Fairness in Multi-modal Medical Diagnosis with Demonstration Selection
This addresses fairness concerns in medical AI for diverse patient groups, offering a scalable and data-efficient solution, though it is incremental as it builds on existing in-context learning methods.
The paper tackled fairness issues in multimodal large language models for medical image diagnosis by proposing Fairness-Aware Demonstration Selection (FADS), which reduced gender-, race-, and ethnicity-related disparities while maintaining strong accuracy across multiple benchmarks.
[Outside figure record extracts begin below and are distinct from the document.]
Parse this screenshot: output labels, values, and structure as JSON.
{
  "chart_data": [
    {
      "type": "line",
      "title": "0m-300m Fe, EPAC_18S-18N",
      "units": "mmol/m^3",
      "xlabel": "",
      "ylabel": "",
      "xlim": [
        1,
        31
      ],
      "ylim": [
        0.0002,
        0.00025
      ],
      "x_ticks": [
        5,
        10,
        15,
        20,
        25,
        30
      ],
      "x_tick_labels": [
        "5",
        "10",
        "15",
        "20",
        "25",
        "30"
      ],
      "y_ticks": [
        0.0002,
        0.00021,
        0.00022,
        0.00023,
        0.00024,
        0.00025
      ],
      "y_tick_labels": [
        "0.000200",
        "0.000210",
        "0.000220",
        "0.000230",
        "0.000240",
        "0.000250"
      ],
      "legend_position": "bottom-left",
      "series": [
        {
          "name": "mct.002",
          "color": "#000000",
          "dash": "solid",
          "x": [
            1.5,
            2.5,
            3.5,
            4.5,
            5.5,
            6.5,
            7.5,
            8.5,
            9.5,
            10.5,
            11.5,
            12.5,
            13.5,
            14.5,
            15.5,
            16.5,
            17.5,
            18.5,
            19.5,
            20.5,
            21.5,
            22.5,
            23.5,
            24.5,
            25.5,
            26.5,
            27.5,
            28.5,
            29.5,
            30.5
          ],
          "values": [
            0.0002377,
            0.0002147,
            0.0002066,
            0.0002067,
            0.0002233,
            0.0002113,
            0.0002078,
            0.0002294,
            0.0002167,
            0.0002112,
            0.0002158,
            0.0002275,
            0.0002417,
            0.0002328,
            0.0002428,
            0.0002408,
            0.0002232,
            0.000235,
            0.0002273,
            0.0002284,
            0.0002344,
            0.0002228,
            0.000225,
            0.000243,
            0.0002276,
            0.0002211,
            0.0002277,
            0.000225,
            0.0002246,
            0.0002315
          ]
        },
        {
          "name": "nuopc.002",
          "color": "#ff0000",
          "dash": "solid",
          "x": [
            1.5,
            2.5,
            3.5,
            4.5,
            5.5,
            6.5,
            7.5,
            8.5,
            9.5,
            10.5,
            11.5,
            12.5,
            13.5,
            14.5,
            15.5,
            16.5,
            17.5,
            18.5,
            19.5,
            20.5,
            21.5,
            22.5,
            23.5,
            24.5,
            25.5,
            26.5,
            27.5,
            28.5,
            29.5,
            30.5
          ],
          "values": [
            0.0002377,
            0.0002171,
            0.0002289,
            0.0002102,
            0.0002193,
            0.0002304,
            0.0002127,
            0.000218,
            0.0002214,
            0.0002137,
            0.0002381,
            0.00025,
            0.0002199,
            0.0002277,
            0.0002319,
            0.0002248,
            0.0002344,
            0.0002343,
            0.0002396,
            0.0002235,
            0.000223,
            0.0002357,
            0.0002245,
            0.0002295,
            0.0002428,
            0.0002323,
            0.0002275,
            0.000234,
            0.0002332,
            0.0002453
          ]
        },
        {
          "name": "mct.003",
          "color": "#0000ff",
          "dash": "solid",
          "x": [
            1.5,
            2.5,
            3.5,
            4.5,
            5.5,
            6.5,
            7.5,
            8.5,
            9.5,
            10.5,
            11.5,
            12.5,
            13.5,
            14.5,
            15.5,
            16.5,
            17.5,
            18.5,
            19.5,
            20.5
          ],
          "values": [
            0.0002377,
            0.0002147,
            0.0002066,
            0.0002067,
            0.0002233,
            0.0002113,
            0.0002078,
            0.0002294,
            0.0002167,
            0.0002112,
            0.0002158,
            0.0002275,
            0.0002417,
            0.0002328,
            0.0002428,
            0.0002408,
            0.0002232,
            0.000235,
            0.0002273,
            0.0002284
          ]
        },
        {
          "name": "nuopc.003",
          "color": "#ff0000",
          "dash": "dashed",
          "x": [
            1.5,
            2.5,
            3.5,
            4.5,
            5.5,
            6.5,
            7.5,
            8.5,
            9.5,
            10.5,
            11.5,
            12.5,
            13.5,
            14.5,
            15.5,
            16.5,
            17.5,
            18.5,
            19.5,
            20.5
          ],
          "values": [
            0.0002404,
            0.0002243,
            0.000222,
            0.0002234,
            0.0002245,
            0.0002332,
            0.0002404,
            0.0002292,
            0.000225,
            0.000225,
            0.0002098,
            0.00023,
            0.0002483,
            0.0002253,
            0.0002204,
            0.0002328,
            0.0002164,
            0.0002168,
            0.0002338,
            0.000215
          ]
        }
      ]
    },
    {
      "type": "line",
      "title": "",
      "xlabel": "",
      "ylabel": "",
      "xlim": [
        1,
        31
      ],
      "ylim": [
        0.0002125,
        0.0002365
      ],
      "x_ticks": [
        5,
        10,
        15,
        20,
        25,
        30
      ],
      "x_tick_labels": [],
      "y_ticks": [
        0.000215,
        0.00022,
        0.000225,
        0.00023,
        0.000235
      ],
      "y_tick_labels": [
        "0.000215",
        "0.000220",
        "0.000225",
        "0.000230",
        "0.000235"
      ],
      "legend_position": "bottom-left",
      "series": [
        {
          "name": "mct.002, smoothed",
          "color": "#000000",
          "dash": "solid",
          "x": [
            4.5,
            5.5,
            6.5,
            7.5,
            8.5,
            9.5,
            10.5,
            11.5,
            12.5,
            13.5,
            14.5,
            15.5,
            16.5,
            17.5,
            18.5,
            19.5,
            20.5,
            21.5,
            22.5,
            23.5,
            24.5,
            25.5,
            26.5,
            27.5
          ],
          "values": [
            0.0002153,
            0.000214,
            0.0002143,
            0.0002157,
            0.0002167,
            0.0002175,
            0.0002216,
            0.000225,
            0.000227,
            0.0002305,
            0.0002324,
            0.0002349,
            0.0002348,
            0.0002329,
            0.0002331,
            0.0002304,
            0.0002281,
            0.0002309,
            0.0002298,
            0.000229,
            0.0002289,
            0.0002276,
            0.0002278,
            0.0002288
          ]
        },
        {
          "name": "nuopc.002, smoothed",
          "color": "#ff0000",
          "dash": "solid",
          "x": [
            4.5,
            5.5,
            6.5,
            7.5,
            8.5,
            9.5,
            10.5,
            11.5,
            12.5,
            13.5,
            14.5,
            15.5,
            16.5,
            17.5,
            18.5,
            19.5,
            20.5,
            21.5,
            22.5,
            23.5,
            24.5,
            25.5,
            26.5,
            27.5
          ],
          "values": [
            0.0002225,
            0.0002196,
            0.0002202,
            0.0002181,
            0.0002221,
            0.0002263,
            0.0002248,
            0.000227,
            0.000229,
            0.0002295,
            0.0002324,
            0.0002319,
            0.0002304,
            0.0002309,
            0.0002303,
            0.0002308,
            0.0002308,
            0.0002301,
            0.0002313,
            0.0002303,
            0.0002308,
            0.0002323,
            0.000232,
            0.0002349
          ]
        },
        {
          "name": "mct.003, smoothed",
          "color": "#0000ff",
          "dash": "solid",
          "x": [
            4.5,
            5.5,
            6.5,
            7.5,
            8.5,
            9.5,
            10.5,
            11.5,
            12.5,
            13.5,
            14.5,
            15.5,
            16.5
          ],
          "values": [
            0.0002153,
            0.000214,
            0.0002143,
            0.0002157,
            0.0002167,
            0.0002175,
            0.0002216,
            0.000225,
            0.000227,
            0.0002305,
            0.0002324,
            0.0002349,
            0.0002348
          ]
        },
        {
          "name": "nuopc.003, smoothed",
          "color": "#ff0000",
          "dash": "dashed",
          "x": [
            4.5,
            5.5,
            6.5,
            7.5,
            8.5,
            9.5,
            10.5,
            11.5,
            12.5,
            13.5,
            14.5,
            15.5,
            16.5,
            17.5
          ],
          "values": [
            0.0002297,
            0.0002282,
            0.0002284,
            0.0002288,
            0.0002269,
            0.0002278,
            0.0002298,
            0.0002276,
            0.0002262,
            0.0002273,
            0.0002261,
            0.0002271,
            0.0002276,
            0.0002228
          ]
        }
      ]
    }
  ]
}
Multimodal large language models (MLLMs) have shown strong potential for medical image reasoning, yet fairness across demographic groups remains a major concern. Existing debiasing methods often rely on large labeled datasets or fine-tuning, which are impractical for foundation-scale models. We explore In-Context Learning (ICL) as a lightweight, tuning-free alternative for improving fairness. Through systematic analysis, we find that conventional demonstration selection (DS) strategies fail to ensure fairness due to demographic imbalance in selected exemplars. To address this, we propose Fairness-Aware Demonstration Selection (FADS), which builds demographically balanced and semantically relevant demonstrations via clustering-based sampling. Experiments on multiple medical imaging benchmarks show that FADS consistently reduces gender-, race-, and ethnicity-related disparities while maintaining strong accuracy, offering an efficient and scalable path toward fair medical image reasoning. These results highlight the potential of fairness-aware in-context learning as a scalable and data-efficient solution for equitable medical image reasoning.